The final death knell came in 1930, when the city officially rezoned the area of Lone Mountain, which formally allowed the boards of the big four cemeteries to sell off their land and reinter their dead elsewhere. As the moves began, one cemetery at a time, caskets were dug up and transported south to the sleepy town of Lawndale, now known as Colma, the so-called “city of souls.” Today, Colma is home to 18 cemeteries. Nearly 1.5 million people are buried there, 1,000 times its living population.
With the cemetery’s closure imminent, the San Francisco Masonic Cemetery Association raised funds to purchase land for a new resting place in Colma called Woodlawn Memorial Park. (In 1996, Woodlawn was sold to a private corporation, but remains the largest de facto Masonic cemetery in the Bay Area.) Most of the bodies originally buried at the San Francisco site were dug up and transported to Woodlawn, though a few wound up at nearby cemeteries including Olivet Memorial Park, Cypress Lawn, and Greenlawn Memorial Park just a few blocks away.
Many, however, were never removed at all—an exceedingly common occurrence citywide during the great reinterrment period. One study found that at Golden Gate Cemetery (now the site of the Legion of Honor and the Lincoln Park Golf Course), only about 1,000 bodies’ remains were ever actually removed, leaving an estimated 18,000 still in the ground. (A museum excavation in 1993 uncovered 800 of them.)
At the four Lone Mountain cemeteries, the herculean task of digging up the deceased was, understandably, challenging. One report described it as “chaotic and hasty.” While many caskets could be moved intact, others were in various states of decomposition, and only some of the remains were moved. Others were left “wholly untouched,” according to a 2011 archaeological survey conducted on behalf of the University of San Francisco.

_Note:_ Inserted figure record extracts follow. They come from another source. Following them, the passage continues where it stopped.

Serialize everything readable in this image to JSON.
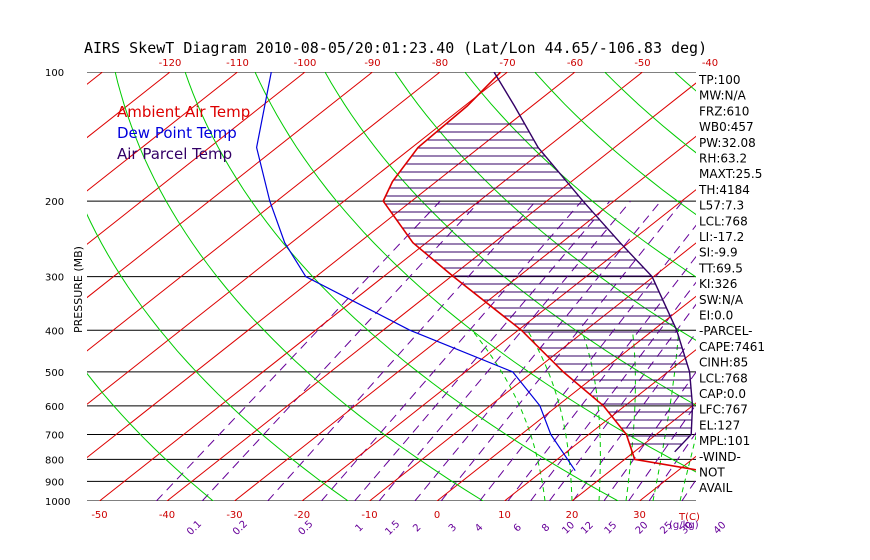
{
  "title": "AIRS SkewT Diagram 2010-08-05/20:01:23.40 (Lat/Lon 44.65/-106.83 deg)",
  "ylabel": "PRESSURE (MB)",
  "legend": [
    {
      "label": "Ambient Air Temp",
      "color": "#dd0000"
    },
    {
      "label": "Dew Point Temp",
      "color": "#0000dd"
    },
    {
      "label": "Air Parcel Temp",
      "color": "#330066"
    }
  ],
  "colors": {
    "isotherm": "#dd0000",
    "dry_adiabat": "#00cc00",
    "mixing_ratio": "#660099",
    "isobar": "#000000",
    "moist_adiabat": "#00cc00",
    "cape_hatch": "#330066"
  },
  "chart_data": {
    "type": "line",
    "title": "AIRS SkewT Diagram 2010-08-05/20:01:23.40 (Lat/Lon 44.65/-106.83 deg)",
    "ylabel": "PRESSURE (MB)",
    "xlabel_bottom": "T(C)",
    "xlabel_mixing": "(g/kg)",
    "y_scale": "log",
    "ylim": [
      1000,
      100
    ],
    "skew": "temperature lines slanted; bottom axis at 1000 mb, top axis at 100 mb",
    "pressure_ticks": [
      100,
      200,
      300,
      400,
      500,
      600,
      700,
      800,
      900,
      1000
    ],
    "temp_ticks_bottom": [
      -50,
      -40,
      -30,
      -20,
      -10,
      0,
      10,
      20,
      30
    ],
    "temp_ticks_top": [
      -120,
      -110,
      -100,
      -90,
      -80,
      -70,
      -60,
      -50,
      -40
    ],
    "mixing_ratio_labels": [
      "0.1",
      "0.2",
      "0.5",
      "1",
      "1.5",
      "2",
      "3",
      "4",
      "6",
      "8",
      "10",
      "12",
      "15",
      "20",
      "25",
      "30",
      "40"
    ],
    "series": [
      {
        "name": "Ambient Air Temp",
        "color": "#dd0000",
        "points": [
          [
            862,
            36.3
          ],
          [
            800,
            21.5
          ],
          [
            700,
            15.6
          ],
          [
            600,
            6.8
          ],
          [
            500,
            -5.5
          ],
          [
            400,
            -19.5
          ],
          [
            300,
            -39.6
          ],
          [
            250,
            -52.0
          ],
          [
            200,
            -64.2
          ],
          [
            180,
            -66.5
          ],
          [
            150,
            -69.1
          ],
          [
            120,
            -69.6
          ],
          [
            100,
            -71.0
          ]
        ]
      },
      {
        "name": "Dew Point Temp",
        "color": "#0000dd",
        "points": [
          [
            850,
            14.8
          ],
          [
            700,
            4.4
          ],
          [
            600,
            -2.6
          ],
          [
            500,
            -13.0
          ],
          [
            400,
            -36.0
          ],
          [
            300,
            -61.5
          ],
          [
            250,
            -71.0
          ],
          [
            200,
            -81.0
          ],
          [
            150,
            -93.0
          ],
          [
            100,
            -105.0
          ]
        ]
      },
      {
        "name": "Air Parcel Temp",
        "color": "#330066",
        "points": [
          [
            768,
            26.0
          ],
          [
            700,
            25.2
          ],
          [
            600,
            20.0
          ],
          [
            500,
            13.2
          ],
          [
            400,
            3.5
          ],
          [
            300,
            -10.2
          ],
          [
            250,
            -21.3
          ],
          [
            200,
            -34.6
          ],
          [
            150,
            -51.3
          ],
          [
            120,
            -62.6
          ],
          [
            100,
            -72.0
          ]
        ]
      }
    ],
    "indices": [
      "TP:100",
      "MW:N/A",
      "FRZ:610",
      "WB0:457",
      "PW:32.08",
      "RH:63.2",
      "MAXT:25.5",
      "TH:4184",
      "L57:7.3",
      "LCL:768",
      "LI:-17.2",
      "SI:-9.9",
      "TT:69.5",
      "KI:326",
      "SW:N/A",
      "EI:0.0",
      "-PARCEL-",
      "CAPE:7461",
      "CINH:85",
      "LCL:768",
      "CAP:0.0",
      "LFC:767",
      "EL:127",
      "MPL:101",
      "-WIND-",
      "NOT",
      "AVAIL"
    ]
  }
}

In the end, relatively few of the deceased were ever provided with new individual grave markers. Of the 20,000 people buried at the Masonic Cemetery, about 5,000 remains were claimed by family members and reinterred in Colma, according to a fraternity report at the time. The rest—up to 15,000—were, like the rest of the city’s unclaimed, placed in mass graves, their tombstones left behind. Even Masonic dignitaries met that fate: Among those moved to an unmarked grave in the common plot was Jonathan Stevenson, the first grand master of California. It wasn’t until 1954 that he was reinterred in the California № 1 lodge plot at Cypress Lawn and a memorial plaque was erected in his memory.